Richard: Well let's start with it, the Latin word, contemplat, is seeing, not thinking. So it's a more holistic way of accessing the moment than just the left-brain. I like to call it "undefended knowing," where you keep the screen open, you refuse the dualistic, antagonistic "it's either this or that," which is the way most people prefer to think. They don't know it. So when you refuse this "it's either this or that," you get your usual defenses out of the way of anger, agenda, fear, and judgment. The more you can remain undefended and keep the screen open, I think you have an easier possibility of contemplating a situation.

"Undefended knowing," that sounds very vulnerable to me. What kind of risk-taking or courage does that invite from those who want to enter the contemplative path?

Richard: I think you just named the heart of the problem: that the ego is very defended -- that's almost its definition -- and vulnerability, exposure, self-disclosure, that isn't our natural language; I think you've just named the primary reason people don't try to learn the contemplative stance, or if they do learn it, they run from it, because to stay there, even for twenty minutes, undefended, without returning to my obsessive, compulsive, repetitive patterns, that's a lot of letting go. And who wants to do that? If there isn't a wise teacher to tell you, "it's okay," and it's not only okay, but it's better, it's good.
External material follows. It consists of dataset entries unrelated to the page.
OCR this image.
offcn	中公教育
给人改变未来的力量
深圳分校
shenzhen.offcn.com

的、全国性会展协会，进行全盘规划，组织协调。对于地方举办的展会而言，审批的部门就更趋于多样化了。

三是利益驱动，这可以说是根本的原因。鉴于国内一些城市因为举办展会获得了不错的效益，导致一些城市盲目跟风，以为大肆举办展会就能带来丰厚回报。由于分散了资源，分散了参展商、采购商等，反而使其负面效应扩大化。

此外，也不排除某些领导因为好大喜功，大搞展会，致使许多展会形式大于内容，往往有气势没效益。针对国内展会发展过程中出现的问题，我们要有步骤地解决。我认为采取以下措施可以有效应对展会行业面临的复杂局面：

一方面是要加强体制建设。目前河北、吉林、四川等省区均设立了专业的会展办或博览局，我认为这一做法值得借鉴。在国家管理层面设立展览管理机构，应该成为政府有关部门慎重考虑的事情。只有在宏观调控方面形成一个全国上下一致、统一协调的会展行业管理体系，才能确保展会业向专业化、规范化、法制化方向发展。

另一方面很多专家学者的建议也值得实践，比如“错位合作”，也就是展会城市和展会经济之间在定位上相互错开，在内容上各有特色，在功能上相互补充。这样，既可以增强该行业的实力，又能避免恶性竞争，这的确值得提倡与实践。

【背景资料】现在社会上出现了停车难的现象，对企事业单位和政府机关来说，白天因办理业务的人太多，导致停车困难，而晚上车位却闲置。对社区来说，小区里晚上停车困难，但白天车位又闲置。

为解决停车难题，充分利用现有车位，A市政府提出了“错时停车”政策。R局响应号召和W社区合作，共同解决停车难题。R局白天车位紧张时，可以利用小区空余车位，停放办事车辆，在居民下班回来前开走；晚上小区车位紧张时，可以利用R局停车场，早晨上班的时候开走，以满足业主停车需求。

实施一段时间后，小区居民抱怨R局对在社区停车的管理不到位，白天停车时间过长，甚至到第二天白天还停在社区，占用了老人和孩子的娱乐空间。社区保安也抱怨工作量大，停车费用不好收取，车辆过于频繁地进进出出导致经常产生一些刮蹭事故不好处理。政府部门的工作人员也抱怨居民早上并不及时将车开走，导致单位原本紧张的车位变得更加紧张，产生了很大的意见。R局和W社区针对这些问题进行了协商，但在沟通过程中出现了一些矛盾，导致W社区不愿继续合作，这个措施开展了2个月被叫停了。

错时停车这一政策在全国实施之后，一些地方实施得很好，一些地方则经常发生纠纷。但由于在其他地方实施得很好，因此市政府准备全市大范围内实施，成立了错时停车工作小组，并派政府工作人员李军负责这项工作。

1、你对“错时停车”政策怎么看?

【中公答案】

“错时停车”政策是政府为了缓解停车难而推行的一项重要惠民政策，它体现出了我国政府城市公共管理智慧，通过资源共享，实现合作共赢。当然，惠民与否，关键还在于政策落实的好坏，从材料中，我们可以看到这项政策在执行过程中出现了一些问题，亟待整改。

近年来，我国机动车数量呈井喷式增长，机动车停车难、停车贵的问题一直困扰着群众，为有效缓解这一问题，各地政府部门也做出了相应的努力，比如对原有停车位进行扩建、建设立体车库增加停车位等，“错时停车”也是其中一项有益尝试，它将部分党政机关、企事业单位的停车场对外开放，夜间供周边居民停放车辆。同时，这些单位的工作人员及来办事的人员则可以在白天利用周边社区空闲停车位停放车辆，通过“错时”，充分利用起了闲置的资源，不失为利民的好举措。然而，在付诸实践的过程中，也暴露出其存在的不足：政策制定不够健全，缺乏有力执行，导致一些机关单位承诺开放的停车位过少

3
Tilden: I think one thing that really helps is for people to come to understand that our ego and our mind's thinking are not the only ways we can know something, the only places that tell us where we are, and who we are. There is this whole historic faculty identified in contemplative tradition that we can call our spiritual hearts, which is not just a matter of willing and feeling, but is a matter of knowing. It's a quality of intuitive awareness. When a person is in that quality of presence--with the help of others who can let them trust what's happening there--a sense of inclusive, compassionate, undefended, direct in-touch-ness with what is really there and going on can develop. That provides a whole different possibility for a way of living in human community and of going deeper in your own awareness as the ground for making your decisions and for letting go what gets in the way of that deeper, freer, confident way and place of being.

These years of experience with the contemplative way sound almost like a foreign language, an unknown land, an experience that's unfamiliar, and really, that direct in-touch-ness with what is really real is almost an awakening.

Tilden: It's a way of finding our true home, finally, so it's not alien once people really touch it.

So what does contemplative practice bring to the world today?

Richard: It un-trains us in the reactive response, which is almost always a narcissistic response. It un-trains us in an obsessive-compulsive response, which, now the study of neurons is telling us, most responses are; they're repetitive and compulsive. They're habitual; they're practiced. So when you stop practicing them, as you both know, you stop habituating them, you open up the field. That's, on a very physiological basis, what we're doing. That changes everything.

Tilden: Well, I would certainly agree with what Richard has said, just to word it maybe a little differently -- the practice allows you to drop beneath those reactive places that come from an identification with your separate ego sense of self, and with your mind's capacity to think. It draws you toward a deeper place of awareness in you, awareness of reality as it is, where you touch into what you experience as much more your real self and your real home, and it's a place that's not just your private self and home, but it's one that belongs, you know, it belongs to God. It belongs in connection to the whole creation, and you no longer see yourself acting day by day as just this separate, independent self trying to fragilely protect what you have and to get something more, but you're functioning from a much freer, deeper, clearer, place in you that allows the world, I think, to become a different place.

I want to thank the two of you for rediscovering the contemplative lineage within our own Christian tradition, the mystical tradition, and for bringing this forward for all of us today.